モジュール式計測制御機器大手の米National Instruments社は、プライベートイベント「NI Week 2014」を本社のあるテキサス州Austinで開催した(会期は8月4日~7日)。Austinのコンベンションンターを丸ごと借り切った大型のイベントで、参加者は4000名を超える。プライベートイベントとは言え参加費は必要で、一般・個人は1350米ドル。ほとんどが有償で参加しているという。
NI Weekは、展示会と講演会からなり、前者にはNI自身とパートナー企業が出展する。講演会では、NI自身、パートナー企業、さらにユーザーが発表する。初日はアカデミックフォーラムで、本体は5日~7日の3日間。3日間とも午前中には基調講演があり、同社が力点を置く開発/活動の説明や、新製品の紹介がある。
IoTやIndustry 4.0、Cyber Physical Systemが背景
NIの主な製品はモジュール式のハードウエアと、開発用のソフトウエアツール「NI LabVIEW」で、容易に計測・制御システムが構成できることが最大の特徴と言える。これまでは主に、研究開発や量産個数の少ない製品開発に使われてきた。NI Weekには例年、このようにNI製品を使っているユーザーが多く集まり、それを意識した基調講演が行われてきた。例えば、LabVIEWの新機能が紹介されると、大きな拍手で会場全体が沸いた。米Apple社の発表会を彷彿とさせるファンの集いという雰囲気があった。
今年のNI Weekの基調講演は随分と雰囲気が変わった。個々のエンジニアが開発に使うことを否定しているわけではないが、紹介される採用事例や新製品が、多数のエンジニアからなる組織や企業、量産を狙ったものが目立った。ある意味、普通の計測制御機器メーカーの発表に近かった。
こうした変化の背景には、市場の変化がある。登壇したNIのJames J. Truchard氏(President, CEO, and Cofounder、図1)が挙げたキーワード、IoTやIndustry 4.0、Cyber Physical Systemにあるように、多数の機器がつながったシステムの重要度が増している。NIが事業を拡大するためには、こうしたシステムを運用する一定以上の規模の組織を狙う必要がある。また、LabVIEWが登場して28年が経ち、「開発や個々のエンジニアでの実績が蓄積し、より大きな組織でも使ってもらえるようになった」(NIのScott Rust氏、Senior Vice President, R&D、図2)ということも考えらえる。
InfineonやIDTが量産テストに活用
「組織・量産」を象徴する製品が、今回の基調講演で紹介された量産用のICテスター「Semiconductor Test System(STS)」である(ニュースリリース1)。STSはアナログICやミックストシグナルICをターゲットにする。既存のPXIシャーシやPXIモジュールをベースに、一般的な量産用ICテスターのような筐体、ロードボード、さらにLabVIEWやテスト管理ソフトウエア「TestStand」を組み合わせて実現した(図3)。
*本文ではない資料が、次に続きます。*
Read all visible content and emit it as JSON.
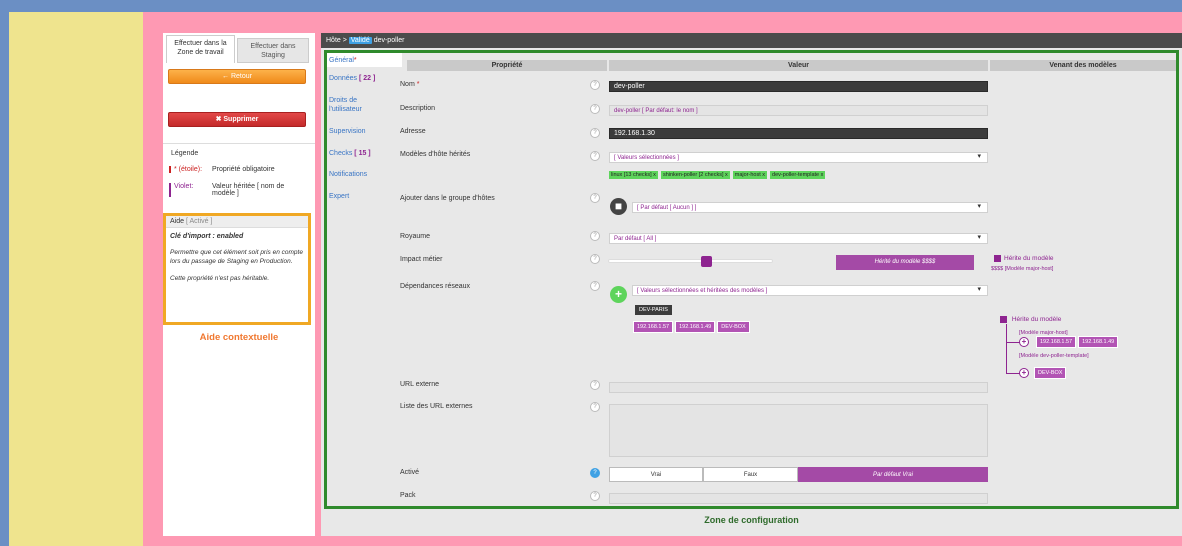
{
  "left": {
    "tab_workspace": "Effectuer dans la Zone de travail",
    "tab_staging": "Effectuer dans Staging",
    "back_label": "← Retour",
    "delete_label": "✖ Supprimer",
    "legend_title": "Légende",
    "legend": [
      {
        "key": "* (étoile):",
        "value": "Propriété obligatoire"
      },
      {
        "key": "Violet:",
        "value": "Valeur héritée [ nom de modèle ]"
      }
    ],
    "help_title": "Aide",
    "help_state": "[ Activé ]",
    "help_key": "Clé d'import : enabled",
    "help_p1": "Permettre que cet élément soit pris en compte lors du passage de Staging en Production.",
    "help_p2": "Cette propriété n'est pas héritable.",
    "context_help_label": "Aide contextuelle"
  },
  "breadcrumb": {
    "prefix": "Hôte >",
    "badge": "Validé",
    "name": "dev-poller"
  },
  "nav": [
    {
      "label": "Général",
      "mark": "*",
      "count": ""
    },
    {
      "label": "Données",
      "mark": "",
      "count": "[ 22 ]"
    },
    {
      "label": "Droits de l'utilisateur",
      "mark": "",
      "count": ""
    },
    {
      "label": "Supervision",
      "mark": "",
      "count": ""
    },
    {
      "label": "Checks",
      "mark": "",
      "count": "[ 15 ]"
    },
    {
      "label": "Notifications",
      "mark": "",
      "count": ""
    },
    {
      "label": "Expert",
      "mark": "",
      "count": ""
    }
  ],
  "headers": {
    "property": "Propriété",
    "value": "Valeur",
    "from_models": "Venant des modèles"
  },
  "fields": {
    "nom": {
      "label": "Nom",
      "mark": "*",
      "value": "dev-poller"
    },
    "description": {
      "label": "Description",
      "placeholder": "dev-poller [ Par défaut: le nom ]"
    },
    "adresse": {
      "label": "Adresse",
      "value": "192.168.1.30"
    },
    "modeles": {
      "label": "Modèles d'hôte hérités",
      "select": "[ Valeurs sélectionnées ]",
      "tags": [
        "linux [13 checks] x",
        "shinken-poller [2 checks] x",
        "major-host x",
        "dev-poller-template x"
      ]
    },
    "groupe": {
      "label": "Ajouter dans le groupe d'hôtes",
      "select": "[ Par défaut [ Aucun ] ]"
    },
    "royaume": {
      "label": "Royaume",
      "select": "Par défaut [ All ]"
    },
    "impact": {
      "label": "Impact métier",
      "level_fraction": 0.6,
      "inherited_btn": "Hérité du modèle $$$$",
      "inherit_label": "Hérite du modèle",
      "inherit_note": "$$$$ [Modèle major-host]"
    },
    "dependances": {
      "label": "Dépendances réseaux",
      "select": "[ Valeurs sélectionnées et héritées des modèles ]",
      "dark_tag": "DEV-PARIS",
      "tags": [
        "192.168.1.57",
        "192.168.1.49",
        "DEV-BOX"
      ]
    },
    "url": {
      "label": "URL externe"
    },
    "liste_url": {
      "label": "Liste des URL externes"
    },
    "active": {
      "label": "Activé",
      "options": [
        "Vrai",
        "Faux",
        "Par défaut Vrai"
      ]
    },
    "pack": {
      "label": "Pack"
    }
  },
  "tree": {
    "inherit_label": "Hérite du modèle",
    "model1": "[Modèle major-host]",
    "model1_tags": [
      "192.168.1.57",
      "192.168.1.49"
    ],
    "model2": "[Modèle dev-poller-template]",
    "model2_tags": [
      "DEV-BOX"
    ]
  },
  "zone_label": "Zone de configuration",
  "colors": {
    "pink": "#fe99b3",
    "yellow": "#efe48e",
    "blue": "#6b8fc4",
    "green_border": "#2f8a2c",
    "purple": "#8e2490"
  }
}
すでに独Infineon Technologies社と米Integrated Device Technology社などが量産テストに適用しているという。今回の基調講演には、IDTからRebeca Jimenez氏(Vice President, Worldwide Test Operations)らが登壇した(図4)。IDTでは3台のSTSが稼働している。今後は台数を増やすと共に、開発向けのテスト設計環境と量産向けのテスト設計環境をLabVIEWで統合して、テスト全体の効率を上げたいとした。
このほか、今回の基調講演では、新製品として「NI cDAQ-9134」(図5)と「NI LabVIEW 2014」などが紹介された。前者は、外付けのPCなしで稼働するCompcatDAQコントローラーの新製品で、4スロットを備える(ニュースリリース2)。これまで、外付けのPCなしで稼働するCompcatDAQコントローラーは8スロット品しかなかった。今回、小規模品を追加した。NI cDAQ-9134のCPUは米Intel社のMPU「Atom Processor E3825」である。後者のLabVIEW 2014では主に対応できるハードウエアモジュールを広げた(日本語ニュースリリース3)。
この記事の掲載当初、下から2番目の段落の最初の文章で「米Analog Devices社と米Integrated Device Technology社」としていたのは、「独Infineon Technologies社と米Integrated Device Technology社」の誤りでした。お詫びして訂正します。本文は修正済みです。